Well, my wife and I have landed in Puerto Vallarta and this time, finally, we think it’s for good. I think it will depend a lot upon how much the love of art in this wonderful place will continue to decline and how much Puerto Vallarta becomes a commercial port. The new customs warehouse and the four lane freeway being built between here and Guadalajara give us cause for some concern. Todays narco violence is all about transportation routes. My wife and I met up 16 years ago on Route 66, no less. We’ve had many a tuna melt at the original D’s diner in oldtown Kingman. I was building houses for empty nesters moving out of California, and she was a talented artist, tile designer and contractor. It worked. Within a couple of years we were partners building custom homes, business was great. Beale Street/Route 66 is where we started our Design center and artesanias gallery. Then it was Hummingbird Design, now it’s called Colibrí Design.

Our love of Mexico led us to stay down south on our buying trips for ever longer periods of time. Finally, in 1999, we bought a beach lot in Puerto Peñasco and built a house, with the idea of selling it, or so we thought…

Along came the 2000 housing slump, and then 9/11. After that no one was selling much of anything in Sonora or Arizona. That house on the Sea of Cortez just looked too good! We moved in. The chance to design and build in such a vibrant culture proved to be too much of a temptation. The first year or two were tough, but then that old bubble started to grow again. People with second mortgages and lines of credit up north started lining up at the border to get a piece of Sonoran sea, sand and sun.

Puerto Peñasco, or Rocky Point as it is known in the U.S., was a wonderful place. It was often touted as Arizona’s beach. A small fishing village and smuggler’s port dating back to the days of prohibition. Al Capone had a special room in the only hotel, hiding a tunnel that lead to a small dock where a speedboat awaited. More and more Americans were building vacation and retirement homes there, only a few hours drive from Phoenix and Tucson. A
new coastal highway brought it to within a half-day’s drive from Southern California. It was a continual party. Mariachi groups came from as far as Mexicali to serenade the revelling Gringos. Crossing the border was not much more than a wave and a happy greeting, you hardly needed to stop. Only on the big weekends did one need to plan to wait in line, and that was mostly to get in to Mexico. Our artesanias shop did great. We soon had a large following of steady customers.

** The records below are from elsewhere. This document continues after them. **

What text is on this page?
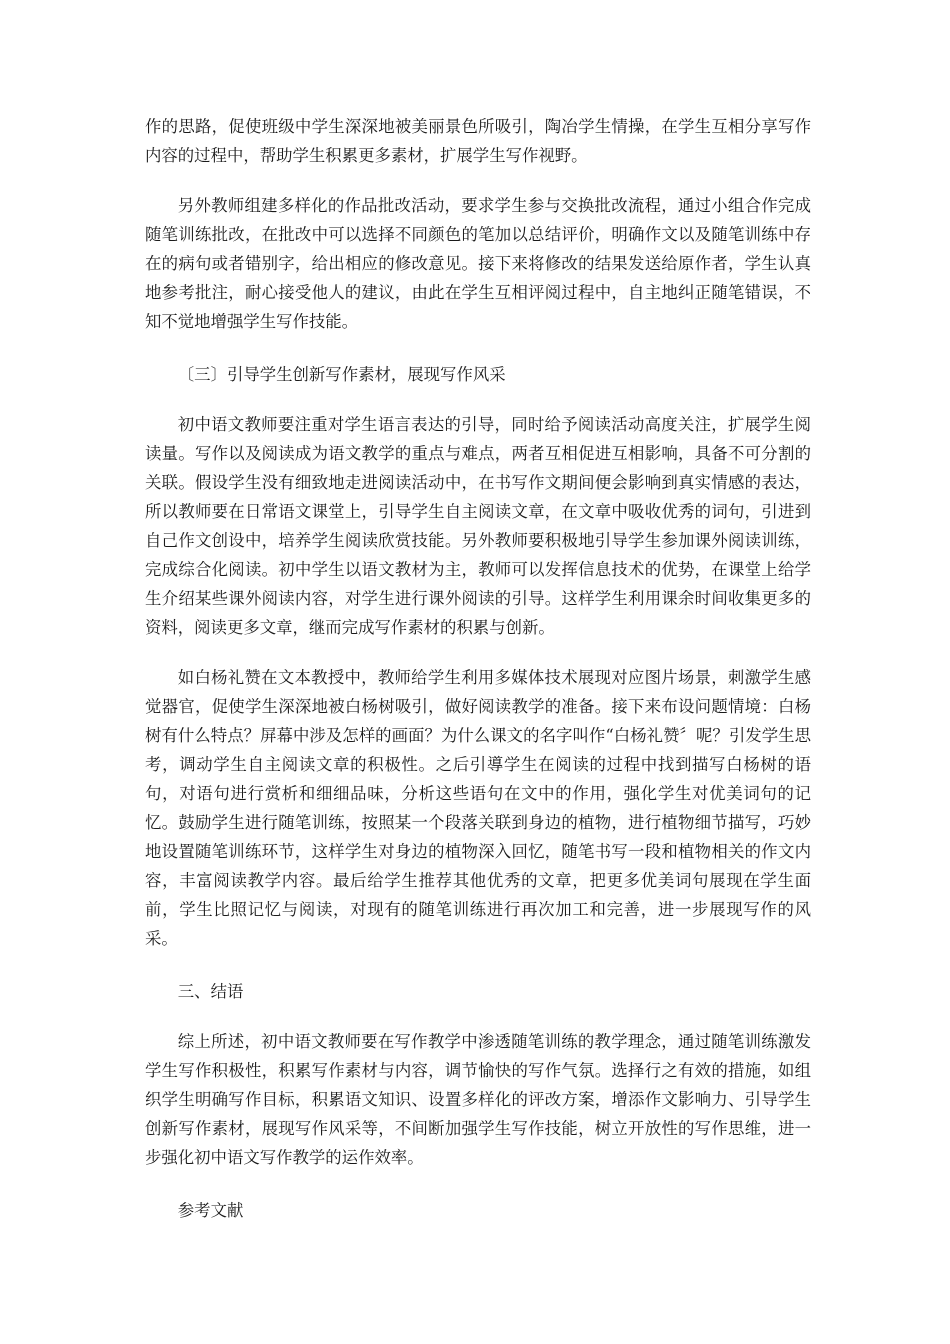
作的思路，促使班级中学生深深地被美丽景色所吸引，陶冶学生情操，在学生互相分享写作内容的过程中，帮助学生积累更多素材，扩展学生写作视野。

另外教师组建多样化的作品批改活动，要求学生参与交换批改流程，通过小组合作完成随笔训练批改，在批改中可以选择不同颜色的笔加以总结评价，明确作文以及随笔训练中存在的病句或者错别字，给出相应的修改意见。接下来将修改的结果发送给原作者，学生认真地参考批注，耐心接受他人的建议，由此在学生互相评阅过程中，自主地纠正随笔错误，不知不觉地增强学生写作技能。

〔三〕引导学生创新写作素材，展现写作风采

初中语文教师要注重对学生语言表达的引导，同时给予阅读活动高度关注，扩展学生阅读量。写作以及阅读成为语文教学的重点与难点，两者互相促进互相影响，具备不可分割的关联。假设学生没有细致地走进阅读活动中，在书写作文期间便会影响到真实情感的表达，所以教师要在日常语文课堂上，引导学生自主阅读文章，在文章中吸收优秀的词句，引进到自己作文创设中，培养学生阅读欣赏技能。另外教师要积极地引导学生参加课外阅读训练，完成综合化阅读。初中学生以语文教材为主，教师可以发挥信息技术的优势，在课堂上给学生介绍某些课外阅读内容，对学生进行课外阅读的引导。这样学生利用课余时间收集更多的资料，阅读更多文章，继而完成写作素材的积累与创新。

如白杨礼赞在文本教授中，教师给学生利用多媒体技术展现对应图片场景，刺激学生感觉器官，促使学生深深地被白杨树吸引，做好阅读教学的准备。接下来布设问题情境：白杨树有什么特点？屏幕中涉及怎样的画面？为什么课文的名字叫作“白杨礼赞〞呢？引发学生思考，调动学生自主阅读文章的积极性。之后引導学生在阅读的过程中找到描写白杨树的语句，对语句进行赏析和细细品味，分析这些语句在文中的作用，强化学生对优美词句的记忆。鼓励学生进行随笔训练，按照某一个段落关联到身边的植物，进行植物细节描写，巧妙地设置随笔训练环节，这样学生对身边的植物深入回忆，随笔书写一段和植物相关的作文内容，丰富阅读教学内容。最后给学生推荐其他优秀的文章，把更多优美词句展现在学生面前，学生比照记忆与阅读，对现有的随笔训练进行再次加工和完善，进一步展现写作的风采。

三、结语

综上所述，初中语文教师要在写作教学中渗透随笔训练的教学理念，通过随笔训练激发学生写作积极性，积累写作素材与内容，调节愉快的写作气氛。选择行之有效的措施，如组织学生明确写作目标，积累语文知识、设置多样化的评改方案，增添作文影响力、引导学生创新写作素材，展现写作风采等，不间断加强学生写作技能，树立开放性的写作思维，进一步强化初中语文写作教学的运作效率。

参考文献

Those were wild times. Everybody loved everybody, we all had work, all had money. Soon we were building houses and doing tilework carte blanche. We decided who to work with and who not. In 2005 we had over 100 employees and a dozen sub-contractors. Then two things happened and combined to create the perfect storm to unleash upon our little paradise.

First, México’s President Calderón declared the entrance of México in the U.S. drug war, then almost simultaeously the US housing bubble burst. The Great Recession was on and Puerto Peñasco was taking a double hit. Between trying to finish construction projects and liquidating our Mexican labor force, things got tight fast. Add to that the narco violence and Puerto Peñasco rapidly became a ghost town, a dangerous one. Our chief of police was shot, running gun battles in the streets became all too common and the local police were replaced by “halcones”, look-outs for the narcos. The only money in town is drug money. Building for the new narco elite can be very risky. We started losing friends, family and business associates, literally Life was no longer good and everyone was blaming it on the Americans. Gringos just stopped coming. Artesanias sales tanked. The Arizona economy had tanked too and most of them were blaming it on the Mexicans. It was time to move on… fast.

We had never been to Puerto Vallarta, though we had been traveling all over México for over a decade. But of course we knew about it in a sort of envious way and decided to visit in February 2011. What a wonderful place! Great, friendly people, safe streets and a widely shared love of all things artistic from food to fine art. No Arizona white supremacists either. That’s a funny thing, too. Bigots from all over the U.S. have been moving to Arizona
recently only to find that over 30% of the population isn’t white. Doh?

By mid-March we were here with our gallery (that’s a tale in itself), and now we’re going back into tile design and sales. We think it’s time to start getting colorful again, getting positive and creative, to start bringing more vibrancy into our daily lives. Nothing will ever be the way it was, but no-one knows what the future will bring, so let’s enjoy the present!